During the period of lockdown here in Barcelona, which was three months, I did bodywork every single day. I took classes, I gave classes online, I did a lot of training in my house because even though we were locked down, it didn´t matter, because it was motivating. Through the body movement we could connect with each other, the moment, life, the world. So that really helped to go through this hard period of lockdown. 

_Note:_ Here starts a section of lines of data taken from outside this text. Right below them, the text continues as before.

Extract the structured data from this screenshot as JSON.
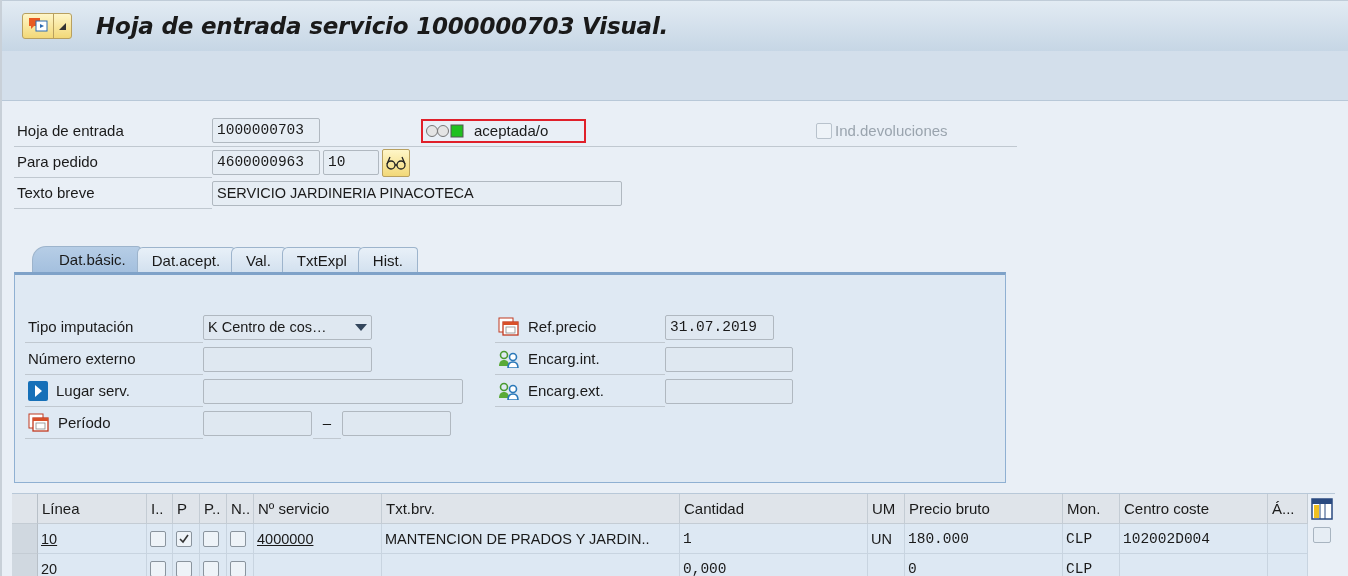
{
  "window": {
    "title": "Hoja de entrada servicio 1000000703 Visual."
  },
  "header": {
    "entry_sheet": {
      "label": "Hoja de entrada",
      "value": "1000000703"
    },
    "status": {
      "lights": [
        {
          "lit": false
        },
        {
          "lit": false
        },
        {
          "lit": true
        }
      ],
      "text": "aceptada/o"
    },
    "returns": {
      "label": "Ind.devoluciones",
      "checked": false,
      "disabled": true
    },
    "order": {
      "label": "Para pedido",
      "value": "4600000963",
      "item": "10"
    },
    "short_text": {
      "label": "Texto breve",
      "value": "SERVICIO JARDINERIA PINACOTECA"
    }
  },
  "tabs": [
    {
      "label": "Dat.básic.",
      "selected": true
    },
    {
      "label": "Dat.acept.",
      "selected": false
    },
    {
      "label": "Val.",
      "selected": false
    },
    {
      "label": "TxtExpl",
      "selected": false
    },
    {
      "label": "Hist.",
      "selected": false
    }
  ],
  "left_fields": [
    {
      "kind": "dropdown",
      "label": "Tipo imputación",
      "value": "K Centro de cos…"
    },
    {
      "kind": "text",
      "label": "Número externo"
    },
    {
      "kind": "link",
      "label": "Lugar serv."
    },
    {
      "kind": "range",
      "label": "Período",
      "separator": "–"
    }
  ],
  "right_fields": [
    {
      "kind": "date",
      "label": "Ref.precio",
      "value": "31.07.2019"
    },
    {
      "kind": "person",
      "label": "Encarg.int."
    },
    {
      "kind": "person",
      "label": "Encarg.ext."
    }
  ],
  "table": {
    "columns": [
      {
        "label": "Línea",
        "kind": "text"
      },
      {
        "label": "I..",
        "kind": "check"
      },
      {
        "label": "P",
        "kind": "check"
      },
      {
        "label": "P..",
        "kind": "check"
      },
      {
        "label": "N..",
        "kind": "check"
      },
      {
        "label": "Nº servicio",
        "kind": "text"
      },
      {
        "label": "Txt.brv.",
        "kind": "text"
      },
      {
        "label": "Cantidad",
        "kind": "mono"
      },
      {
        "label": "UM",
        "kind": "text"
      },
      {
        "label": "Precio bruto",
        "kind": "mono"
      },
      {
        "label": "Mon.",
        "kind": "mono"
      },
      {
        "label": "Centro coste",
        "kind": "mono"
      },
      {
        "label": "Á...",
        "kind": "text"
      }
    ],
    "rows": [
      {
        "cells": [
          {
            "text": "10",
            "link": true
          },
          {
            "checked": false
          },
          {
            "checked": true
          },
          {
            "checked": false
          },
          {
            "checked": false
          },
          {
            "text": "4000000",
            "link": true
          },
          {
            "text": "MANTENCION DE PRADOS Y JARDIN.."
          },
          {
            "text": "1"
          },
          {
            "text": "UN"
          },
          {
            "text": "180.000"
          },
          {
            "text": "CLP"
          },
          {
            "text": "102002D004"
          },
          {}
        ]
      },
      {
        "cells": [
          {
            "text": "20"
          },
          {
            "checked": false
          },
          {
            "checked": false
          },
          {
            "checked": false
          },
          {
            "checked": false
          },
          {},
          {},
          {
            "text": "0,000"
          },
          {},
          {
            "text": "0"
          },
          {
            "text": "CLP"
          },
          {},
          {}
        ]
      }
    ]
  }
}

I love dancing so much, it is more than my career, it is my daily way of being. There are times when you get tired of your career, but I don´t think I get tired of just dancing and moving my body. 

 

Ksenya Parkhatskaya © Miki Barlok
Ksenya Parkhatskaya © Miki Barlok

Do you choreograph your own dances?

Yes and with pride and joy I am happy to say, I choreograph all of my dances. There was maybe one occasion after I started my solo career when I was part of "Other Tales from the undergound" which is a piece by Johnny Lloyd in Eindoven, Holland. Being choreographed by someone else was a really amazing experience. But 99,9 percent of my work is my work. (laughs) It is both exciting and difficult because you are taking the inspiration from yourself and at some point you are trying to be your own mentor, your own choreographer, your own director. Now I am very excited to collaborate with some of the really great dancers here in Barcelona, to have an impact and influence in choreographing new dance projects with them. It really helps to open up your field of view. Then I want to mention the duets with my dear friend Daniil Nikulin from Moscow, which we have choreographed together. It is a very exciting project, we speak the same language in dance and we understand each other so well, we feel the groove and there is no explanation needed sometimes. 

 

What is your daily routine?

It depends on the different periods in my life. There are periods when I tour a lot, then my routine is completely different. Then there are times when I stay in Barcelona for weeks or months. I actually started planing my touring much better so that I have a month in Barcelona because I noticed, my creativity needs routine and repetition to blossom. When you tour all over the world it is good to give, but it is very hard to create in those moments. Here in Barcelona my daily routine is waking up, feeding my two little kittens with my husband, then I do Yoga, which is very helpful to start the day. Cold shower, lovely breakfast, we eat vegan and to start the day I need a good cup of coffee. (laughs) Then I go for my two hour schedule training and after that I do administrative work on the computer, which is connected to my online dance school "Secrets of Solo" together with my husband David Duffy. The school requires a lot of work. We have eight hundred active students and more than ten thousand people who are on our mailing list, so we work on communicating with them, releasing interesting content and keeping them interested. All those social platforms we care for by ourselfes, the design, the communication etc.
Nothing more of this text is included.